本发明涉及生物技术领域，具体涉及测定DNA病毒感染滴度的方法，更具体涉及测定重组腺病毒感染滴度的方法。

背景技术

腺病毒呈无囊膜的球形结构，直径为70～90nm，其病毒粒子在感染的细胞核内常呈晶格状排列，每个病毒颗粒包含一个36kb的线性双链DNA，两端各有一个100～600bp的反向末端重复序列(inverted terminal re-peat，ITR)，ITR的内侧为病毒包装信号，是病毒包装所需要的顺式作用元件。基因组包含早期表达的与腺病毒复制相关的E1～E4基因和晚期表达的与腺病毒颗粒组装相关的L1～L5基因。线状双股DNA与核心蛋白形成直径为60～65nm的髓芯，被包裹于衣壳内。衣壳呈二十面体对称，由252个直径8～10nm的壳粒组成，壳粒排列在三角形的面上，每边6个，其中240个为六邻体(非顶点壳粒)，另12个为五邻体基底(顶点壳粒)。上个世纪50年代发现并成功分离腺病毒以来，已陆续发现了100余个血清型，其中人腺病毒有47种，分为A、B、C、D、E和F六个亚群(subgroup)。由于腺病毒具有宿主范围广、高转基因表达能力的特点，腺病毒载体作为极具潜力的哺乳动物基因转移载体而得到广泛应用，尤其是在基因治疗相关领域。目前有许多人用治疗或者预防性重组腺病毒药物正用于临床试验。目前被广泛应用的腺病毒载体是人血清型腺病毒Ad2和Ad5型。

腺病毒的生活周期有两个阶段：第一阶段，腺病毒颗粒粘附和进入宿主细胞，将基因组释放到宿主细胞核中，以及有选择性地转录和翻译早期基因；第二阶段，病毒基因组复制和腺病毒晚期基因表达并最终释放成熟的感染颗粒。第一阶段通常在2～8个小时内完成。感染滴度测定是重组腺病毒制品生产中的一个关键质量控制指标。目前药典推荐的测定方法仅限于经典的TCID50法，该检测方法耗时长(通常10天左右)，要求操作者有一定的操作经验(主要是低浓度腺病毒感染细胞引起的细胞病变不明显，不容易镜检观察判定)，可重复性有限，为精确测定带来极大挑战。

因此，亟需开发一种稳定、快捷、精确的测定腺病毒感染滴度的方法。

发明内容

本发明旨在至少在一定程度上解决相关技术中的技术问题之一。为此，本发明的一个目的在于提供一种测定DNA病毒感染滴度的方法，利用该方法可以精确、快捷的检测多种DNA病毒感染滴度。
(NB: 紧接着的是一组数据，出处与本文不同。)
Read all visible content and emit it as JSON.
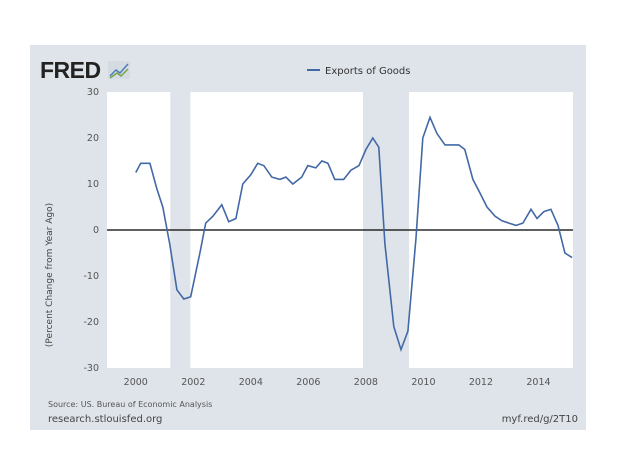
{
  "logo": "FRED",
  "source": "Source: US. Bureau of Economic Analysis",
  "site": "research.stlouisfed.org",
  "short_url": "myf.red/g/2T10",
  "chart_data": {
    "type": "line",
    "title": "",
    "xlabel": "",
    "ylabel": "(Percent Change from Year Ago)",
    "xlim": [
      1999.0,
      2015.2
    ],
    "ylim": [
      -30,
      30
    ],
    "yticks": [
      30,
      20,
      10,
      0,
      -10,
      -20,
      -30
    ],
    "xticks": [
      2000,
      2002,
      2004,
      2006,
      2008,
      2010,
      2012,
      2014
    ],
    "legend": {
      "position": "top-center",
      "entries": [
        "Exports of Goods"
      ]
    },
    "line_color": "#4269a5",
    "recession_color": "#dfe4ea",
    "recessions": [
      [
        2001.2,
        2001.9
      ],
      [
        2007.9,
        2009.5
      ]
    ],
    "zero_line": true,
    "series": [
      {
        "name": "Exports of Goods",
        "x": [
          2000.0,
          2000.17,
          2000.49,
          2000.73,
          2000.94,
          2001.18,
          2001.43,
          2001.67,
          2001.91,
          2002.23,
          2002.43,
          2002.68,
          2002.99,
          2003.23,
          2003.48,
          2003.72,
          2004.0,
          2004.24,
          2004.45,
          2004.73,
          2005.01,
          2005.22,
          2005.46,
          2005.77,
          2005.98,
          2006.26,
          2006.47,
          2006.68,
          2006.92,
          2007.23,
          2007.48,
          2007.76,
          2008.0,
          2008.24,
          2008.45,
          2008.66,
          2008.97,
          2009.22,
          2009.46,
          2009.74,
          2009.98,
          2010.23,
          2010.47,
          2010.75,
          2010.99,
          2011.23,
          2011.44,
          2011.72,
          2011.97,
          2012.21,
          2012.49,
          2012.73,
          2012.97,
          2013.22,
          2013.46,
          2013.74,
          2013.95,
          2014.19,
          2014.43,
          2014.68,
          2014.92,
          2015.17
        ],
        "values": [
          12.5,
          14.5,
          14.5,
          9,
          5,
          -3,
          -13,
          -15,
          -14.5,
          -5,
          1.5,
          3,
          5.5,
          1.8,
          2.5,
          10,
          12,
          14.5,
          14,
          11.5,
          11,
          11.5,
          10,
          11.5,
          14,
          13.5,
          15,
          14.5,
          11,
          11,
          13,
          14,
          17.5,
          20,
          18,
          -3,
          -21,
          -26,
          -22,
          -2,
          20,
          24.5,
          21,
          18.5,
          18.5,
          18.5,
          17.5,
          11,
          8,
          5,
          3,
          2,
          1.5,
          1,
          1.5,
          4.5,
          2.5,
          4,
          4.5,
          1,
          -5,
          -6
        ]
      }
    ]
  }
}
尤其是提供一种经优化的qPCR检测重组腺病毒感染滴度的方法，在保证被病毒感染的细胞完整性的前提下，通过在基因组提取前处理中先后使用蛋白酶K及benzonase核酸酶消除非感染性重组腺病毒基因组，使得测定结果与经典的TCID50测定结果相一致。该方法精确、快捷、稳定性好。
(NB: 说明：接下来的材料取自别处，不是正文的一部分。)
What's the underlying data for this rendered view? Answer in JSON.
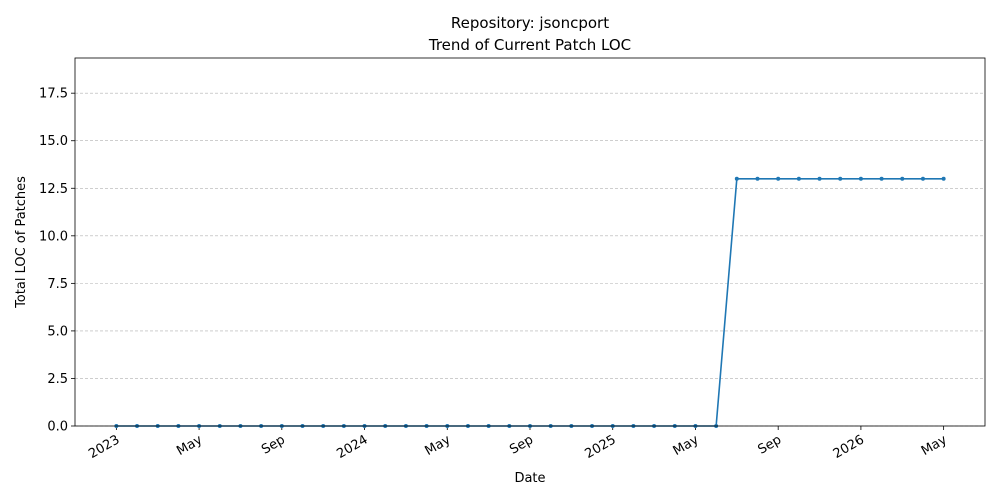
{
  "chart_data": {
    "type": "line",
    "title": "Repository: jsoncport",
    "subtitle": "Trend of Current Patch LOC",
    "x_label": "Date",
    "y_label": "Total LOC of Patches",
    "x": [
      "2023-01",
      "2023-02",
      "2023-03",
      "2023-04",
      "2023-05",
      "2023-06",
      "2023-07",
      "2023-08",
      "2023-09",
      "2023-10",
      "2023-11",
      "2023-12",
      "2024-01",
      "2024-02",
      "2024-03",
      "2024-04",
      "2024-05",
      "2024-06",
      "2024-07",
      "2024-08",
      "2024-09",
      "2024-10",
      "2024-11",
      "2024-12",
      "2025-01",
      "2025-02",
      "2025-03",
      "2025-04",
      "2025-05",
      "2025-06",
      "2025-07",
      "2025-08",
      "2025-09",
      "2025-10",
      "2025-11",
      "2025-12",
      "2026-01",
      "2026-02",
      "2026-03",
      "2026-04",
      "2026-05"
    ],
    "series": [
      {
        "name": "Total LOC of Patches",
        "color": "#1f77b4",
        "values": [
          0,
          0,
          0,
          0,
          0,
          0,
          0,
          0,
          0,
          0,
          0,
          0,
          0,
          0,
          0,
          0,
          0,
          0,
          0,
          0,
          0,
          0,
          0,
          0,
          0,
          0,
          0,
          0,
          0,
          0,
          13,
          13,
          13,
          13,
          13,
          13,
          13,
          13,
          13,
          13,
          13
        ]
      }
    ],
    "xlim": [
      "2022-11",
      "2026-07"
    ],
    "xticks": [
      {
        "value": "2023-01",
        "label": "2023"
      },
      {
        "value": "2023-05",
        "label": "May"
      },
      {
        "value": "2023-09",
        "label": "Sep"
      },
      {
        "value": "2024-01",
        "label": "2024"
      },
      {
        "value": "2024-05",
        "label": "May"
      },
      {
        "value": "2024-09",
        "label": "Sep"
      },
      {
        "value": "2025-01",
        "label": "2025"
      },
      {
        "value": "2025-05",
        "label": "May"
      },
      {
        "value": "2025-09",
        "label": "Sep"
      },
      {
        "value": "2026-01",
        "label": "2026"
      },
      {
        "value": "2026-05",
        "label": "May"
      }
    ],
    "ylim": [
      0,
      19.35
    ],
    "yticks": [
      {
        "value": 0,
        "label": "0.0"
      },
      2.5,
      {
        "value": 5,
        "label": "5.0"
      },
      7.5,
      {
        "value": 10,
        "label": "10.0"
      },
      12.5,
      {
        "value": 15,
        "label": "15.0"
      },
      17.5
    ],
    "grid": true
  }
}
为此，本发明第一方面提供一种测定DNA病毒感染滴度的方法。根据本发明的实施例，所述方法包括以下步骤：

1)病毒接种细胞样品，获得病毒感染后的细胞样品；

2)对病毒感染后的细胞样品进行蛋白酶K消化，后进行核酸酶消化，之后使核酸酶失活，获得处理后细胞样品；

任选地，在感染后的细胞样品进行蛋白酶K消化后，加入蛋白酶K抑制剂抑制蛋白酶K活性，随后进行核酸酶消化；

3)提取处理后细胞样品总DNA，获得待测病毒感染滴度的DNA样品；

4)利用qPCR检测待测病毒感染滴度的DNA样品中病毒的基因组拷贝数，获得病毒感染滴度。